Maybe one day the OMH will no longer be necessary. But currently African American infants die at a rate twice that of white infants. Would Linda Chavez blame this horrifying statistic purely on the behavior of African American mothers? I have a feeling she would.


Friday, November 19, 2010

Reproductive Life Planning




50% of all pregancies in America are unplanned. In an age with so many contraceptive choices, how is this happening? Here is one example of what a reproductive life plan might look like. Produced by the Office of Minority Health, it is meant to get people of reproductive age to stop and think about what their goals for parenthood really are.

Do You Want Children?
Yes, then When? How many? What conditions need to be right?
No, then how are you avoiding pregnancy?

On the back, it asks you to put in writing what your plans are. Of course the plan can change at any moment. Both women and men should be aware of their partner's plan - though no one can force the other to change their own. For example, a man should not force his female partner to take oral contraceptive, but if he doesn't want to become a father and she doesn't want to be on the pill, he should use a condom or abstain from sex. Men shouldn't just leave decisions about contraception to women. They should play an active role in their own sexual health.

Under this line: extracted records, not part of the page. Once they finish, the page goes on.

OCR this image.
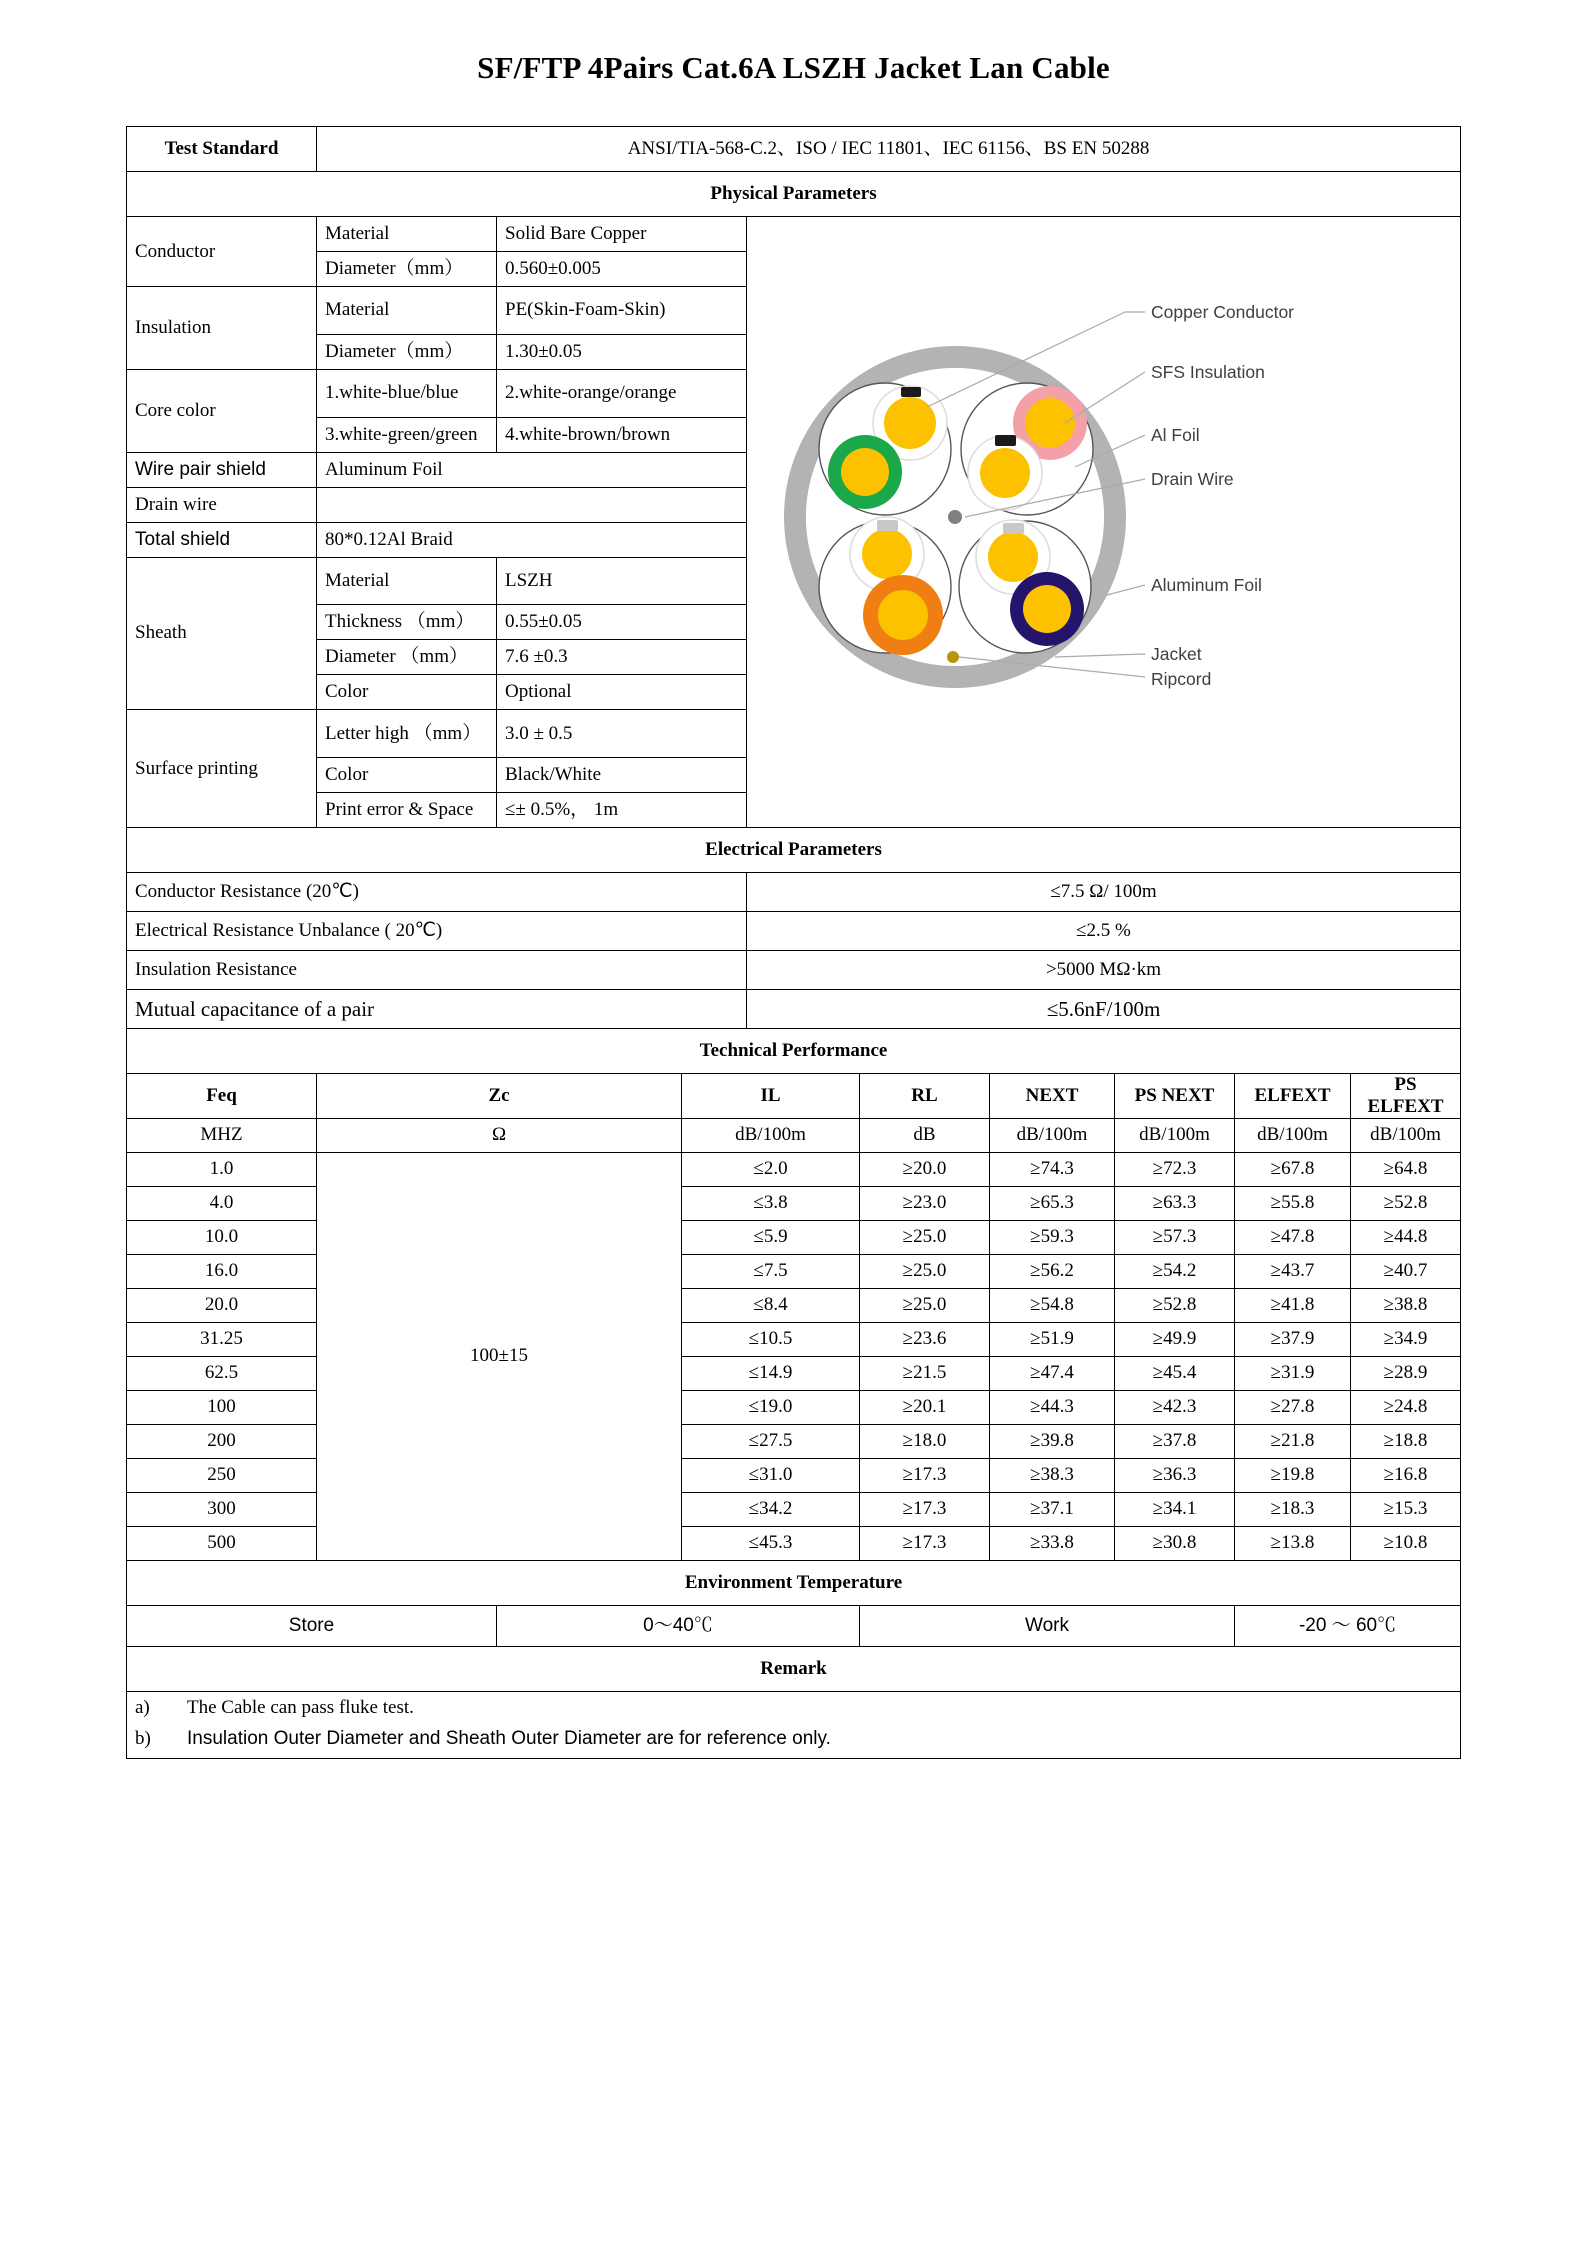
SF/FTP 4Pairs Cat.6A LSZH Jacket Lan Cable
Test Standard	ANSI/TIA-568-C.2、ISO / IEC 11801、IEC 61156、BS EN 50288								
Physical Parameters									
Conductor	Material	Solid Bare Copper	
Copper Conductor
SFS Insulation
Al Foil
Drain Wire
Aluminum Foil
Jacket
Ripcord

	Diameter（mm）	0.560±0.005							
Insulation	Material	PE(Skin-Foam-Skin)							
	Diameter（mm）	1.30±0.05							
Core color	1.white-blue/blue	2.white-orange/orange							
	3.white-green/green	4.white-brown/brown							
Wire pair shield	Aluminum Foil								
Drain wire									
Total shield	80*0.12Al Braid								
Sheath	Material	LSZH							
	Thickness （mm）	0.55±0.05							
	Diameter （mm）	7.6 ±0.3							
	Color	Optional							
Surface printing	Letter high （mm）	3.0 ± 0.5							
	Color	Black/White							
	Print error & Space	≤± 0.5%， 1m							
Electrical Parameters									
Conductor Resistance (20℃)				≤7.5 Ω/ 100m					
Electrical Resistance Unbalance ( 20℃)				≤2.5 %					
Insulation Resistance				>5000 MΩ·km					
Mutual capacitance of a pair				≤5.6nF/100m					
Technical Performance									
Feq	Zc		IL		RL	NEXT	PS NEXT	ELFEXT	PS ELFEXT
MHZ	Ω		dB/100m		dB	dB/100m	dB/100m	dB/100m	dB/100m
1.0	100±15		≤2.0		≥20.0	≥74.3	≥72.3	≥67.8	≥64.8
4.0			≤3.8		≥23.0	≥65.3	≥63.3	≥55.8	≥52.8
10.0			≤5.9		≥25.0	≥59.3	≥57.3	≥47.8	≥44.8
16.0			≤7.5		≥25.0	≥56.2	≥54.2	≥43.7	≥40.7
20.0			≤8.4		≥25.0	≥54.8	≥52.8	≥41.8	≥38.8
31.25			≤10.5		≥23.6	≥51.9	≥49.9	≥37.9	≥34.9
62.5			≤14.9		≥21.5	≥47.4	≥45.4	≥31.9	≥28.9
100			≤19.0		≥20.1	≥44.3	≥42.3	≥27.8	≥24.8
200			≤27.5		≥18.0	≥39.8	≥37.8	≥21.8	≥18.8
250			≤31.0		≥17.3	≥38.3	≥36.3	≥19.8	≥16.8
300			≤34.2		≥17.3	≥37.1	≥34.1	≥18.3	≥15.3
500			≤45.3		≥17.3	≥33.8	≥30.8	≥13.8	≥10.8
Environment Temperature									
Store		0～40℃			Work			-20 ～ 60℃	
Remark									

a) The Cable can pass fluke test.
b) Insulation Outer Diameter and Sheath Outer Diameter are for reference only.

It may seem obvious to prepare yourself for parenthood, but clearly not enough couples are following through. This is a great preconception activity, especially for young people.

* In my presentation on STIs and Pregnancy, I emphasized that plans for avoiding STIs and Pregnancy can overlap sometimes but not always. When refering to the A,B,C method of prevention, A(bstinence) and C(ondoms) can work to avoid both STIs and Pregnancy. But the B is more tricky. (B)eing Faithful to your partner can work to avoid STIs, but not pregnancy. And (B)irth Control including oral contraceptives, IUDs and spermicidal jellies will help against pregnancy, but not against STIs.

Wednesday, November 17, 2010

Autumn in New York




I was invited by OMH to give my PPE STIs and Pregnancy presentation at a training at Hunter College. Tyree and I made the most of the trip and went to the Met, the Guggenheim, Central Park and saw some friends. The weather was beautiful. I liked the city more this time than at any other time in my life. (There are more pictures of me than of Tyree, because he won't let me take pictures of him.)






















Me, in front of Hunter College, where I gave my presentation.



Our cute hotel room.


Tuesday, November 16, 2010

Mulemba Xangola


In just a few weeks, Tyree and I are moving to Angola. We expect to be there around two years. We are very excited.

I'm posting these maps first so that everyone is clear on where we're going. Just to be especially clear, we are going to Angola the country, not Angola the prison in Louisiana. (There was some confusion about this as we were leaving New Orleans!) We will be living primarily in Luanda, the capital.

Some brief details: The national language in Angola is Portuguese and there are about 30 different African languages spoken, corresponding with the 30 or so different ethnics groups. Angola was a Portuguese colony from the 1500's until 1975. Angolans, like Mozambicans, had to fight for their independence. After independence there was a civil war between the MPLA on the left and UNITA on the right. Actually, the civil war was much more complicated than that, but that's all I can explain for now.

The war ended in 2002 and Angola is now going through a period of reconstruction. It is oil and diamond country, which has the strange affect of making Luanda the most expensive cities in the world, in a country with one of the worst infant mortality rates among all nations.

We are very excited about our move. I will be posting all Angola-related posts on my other blog: Sem Conteção, which I started several years ago with the hope that I might return to Africa one day.